A difference in the drop in pH of 0.7 due to CO2, is around 10 to the .7 power, or about a factor of 5, if I understand the math correctly. Assuming the acclimated water had 3 ppm, you might have about 15 ppm of CO2 in the tank before the CO2 even comes on.


----------



## pepedopolous (5 Feb 2015)

Hi Tug,

Thanks for your help, good food for thought. Unfortunately, I nearly gassed all my livestock today thanks to an 'end-of-tank dump'. I've never had this before but it's a new regulator so I need to see what the supplier says about this.

P


----------



## Dan-CR4 (5 Feb 2015)

pepedopolous said:


> I've never had this before but it's a new regulator


What Regulator was you using, have you a link?


----------



## pepedopolous (6 Feb 2015)

I'm sure I read here that it EOTD shouldn't happen with quality single stage regulators.

My old Lunapets regulator never had an EOTD. This company is now defunct but I bought this one instead: -
http://www.us-aquaristikshop.com/co...abschaltung-inline-mit-rueckschlagventil.html

The regulator (manufactured by Hiwi http://www.biertrinken.info/produkt-0109.9drossel.html), is also sold by several German companies such as UKAPS-sponsors Aquasabi, and is also re-branded by Sera 

(https://www.sera.de/en/products/in_.../product/sera-flore-co2-pressure-reducer.html) 

and Tunze
 (http://www.tunze.com/149.html?&L=1&C=SE&user_tunzeprod_pi1[predid]=-infoxunter031)

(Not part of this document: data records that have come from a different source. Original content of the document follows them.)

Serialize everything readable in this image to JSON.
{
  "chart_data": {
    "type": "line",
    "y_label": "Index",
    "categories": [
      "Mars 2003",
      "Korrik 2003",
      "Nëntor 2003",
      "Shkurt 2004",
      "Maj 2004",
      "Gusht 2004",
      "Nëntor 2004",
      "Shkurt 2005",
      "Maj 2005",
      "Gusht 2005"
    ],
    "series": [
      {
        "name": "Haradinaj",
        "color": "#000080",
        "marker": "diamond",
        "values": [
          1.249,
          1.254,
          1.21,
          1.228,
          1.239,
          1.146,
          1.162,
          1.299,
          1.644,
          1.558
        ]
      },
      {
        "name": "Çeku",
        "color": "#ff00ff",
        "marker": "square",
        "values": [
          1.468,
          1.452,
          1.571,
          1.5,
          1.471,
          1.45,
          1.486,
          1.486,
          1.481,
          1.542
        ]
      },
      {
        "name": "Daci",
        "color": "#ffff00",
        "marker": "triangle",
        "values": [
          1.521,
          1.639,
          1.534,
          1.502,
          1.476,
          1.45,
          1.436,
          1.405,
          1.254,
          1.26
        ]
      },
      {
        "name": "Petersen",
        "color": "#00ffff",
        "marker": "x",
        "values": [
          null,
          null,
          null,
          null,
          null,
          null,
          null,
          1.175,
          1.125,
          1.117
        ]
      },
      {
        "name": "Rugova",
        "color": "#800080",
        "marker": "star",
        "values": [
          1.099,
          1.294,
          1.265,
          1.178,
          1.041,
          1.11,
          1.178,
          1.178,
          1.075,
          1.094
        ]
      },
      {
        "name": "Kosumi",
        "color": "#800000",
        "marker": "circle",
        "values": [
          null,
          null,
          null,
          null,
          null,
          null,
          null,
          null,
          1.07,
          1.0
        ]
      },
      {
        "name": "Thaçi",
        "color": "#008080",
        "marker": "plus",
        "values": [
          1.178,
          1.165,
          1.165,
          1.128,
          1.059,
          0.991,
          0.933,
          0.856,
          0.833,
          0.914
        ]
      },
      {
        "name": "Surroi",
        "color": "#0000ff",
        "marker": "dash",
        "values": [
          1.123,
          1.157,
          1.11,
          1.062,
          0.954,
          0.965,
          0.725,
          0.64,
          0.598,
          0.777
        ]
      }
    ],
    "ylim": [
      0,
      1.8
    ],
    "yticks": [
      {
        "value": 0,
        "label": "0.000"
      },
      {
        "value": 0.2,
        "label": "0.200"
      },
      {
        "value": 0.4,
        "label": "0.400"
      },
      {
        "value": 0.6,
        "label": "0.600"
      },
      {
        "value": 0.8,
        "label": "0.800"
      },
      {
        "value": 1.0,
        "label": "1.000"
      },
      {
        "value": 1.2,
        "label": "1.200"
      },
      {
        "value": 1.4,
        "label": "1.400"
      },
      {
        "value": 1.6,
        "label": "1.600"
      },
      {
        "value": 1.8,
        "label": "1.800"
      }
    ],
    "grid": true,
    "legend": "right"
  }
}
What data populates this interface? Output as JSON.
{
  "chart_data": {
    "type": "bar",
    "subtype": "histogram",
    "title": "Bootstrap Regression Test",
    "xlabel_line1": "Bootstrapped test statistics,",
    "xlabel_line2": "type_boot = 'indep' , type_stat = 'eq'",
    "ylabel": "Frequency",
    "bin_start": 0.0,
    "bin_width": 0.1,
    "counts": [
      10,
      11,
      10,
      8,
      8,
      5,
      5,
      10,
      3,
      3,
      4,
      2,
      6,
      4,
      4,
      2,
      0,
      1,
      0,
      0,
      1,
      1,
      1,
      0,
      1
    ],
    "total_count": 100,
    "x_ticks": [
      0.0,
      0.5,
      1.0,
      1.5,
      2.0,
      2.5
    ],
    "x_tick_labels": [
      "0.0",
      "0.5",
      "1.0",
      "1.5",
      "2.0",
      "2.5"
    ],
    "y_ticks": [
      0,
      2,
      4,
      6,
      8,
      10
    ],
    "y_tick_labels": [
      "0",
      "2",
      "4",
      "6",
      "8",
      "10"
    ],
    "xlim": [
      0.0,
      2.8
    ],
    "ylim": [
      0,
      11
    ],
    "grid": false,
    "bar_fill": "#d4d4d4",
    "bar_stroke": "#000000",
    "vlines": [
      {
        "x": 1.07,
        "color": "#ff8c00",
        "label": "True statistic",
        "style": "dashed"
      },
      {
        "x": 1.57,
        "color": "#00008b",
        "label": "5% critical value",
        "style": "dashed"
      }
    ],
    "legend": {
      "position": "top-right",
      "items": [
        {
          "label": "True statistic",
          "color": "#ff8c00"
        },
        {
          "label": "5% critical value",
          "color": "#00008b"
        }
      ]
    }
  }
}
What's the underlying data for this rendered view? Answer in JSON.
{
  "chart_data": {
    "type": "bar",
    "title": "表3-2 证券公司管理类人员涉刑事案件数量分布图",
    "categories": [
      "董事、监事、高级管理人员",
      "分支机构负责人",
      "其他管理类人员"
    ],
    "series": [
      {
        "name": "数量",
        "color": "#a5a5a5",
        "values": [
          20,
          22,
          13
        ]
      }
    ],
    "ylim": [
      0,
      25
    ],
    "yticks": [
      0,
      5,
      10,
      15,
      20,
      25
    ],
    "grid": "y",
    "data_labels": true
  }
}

Anyway, with the help of my German-speaking girlfriend, we'll see what the supplier says about this...

P


----------



## Andy Thurston (7 Feb 2015)

Some people use cheap single stage regs and never have a problem with eotd. Eotd can happen with any single stage reg so for complete peace of mind the use of dual stage regs will prevent this happening. Just because someone says it doesn't happen doesn't mean it wont


----------



## pepedopolous (7 Feb 2015)

As far as I'm concerned EOTD = regulator not fit for purpose.

P


----------



## Andy Thurston (7 Feb 2015)

pepedopolous said:


> As far as I'm concerned EOTD = regulator not fit for purpose.
> 
> P


Me too


----------



## Christos Ioannou (23 Feb 2015)

tug said:


> I can not be 100% sure that someone else's tank is gassing off all of it's CO2 an hour or two after CO2 and lights are out. Mine does and in the morning, before the CO2 comes on I can use it to check for pH. Your water sample would suggest that your tank does not (work on that) meaning, you should use a water sample until you do. If not you may have more CO2 then you thought. This may also explain what happened to Paulo.


Hi Tug,
In water left to stnd for 2 days, taken from the tank, I get pH 7.8

In water from same tank, just before co2 is on, I get pH 7

1. Should I ve aiming for pH = 6.8 OR 6 at lights on time? 
2. Should I aim in better gas exchange when co2 is off to get my pH in tank same as that of the water left to stand?

Thanks.


----------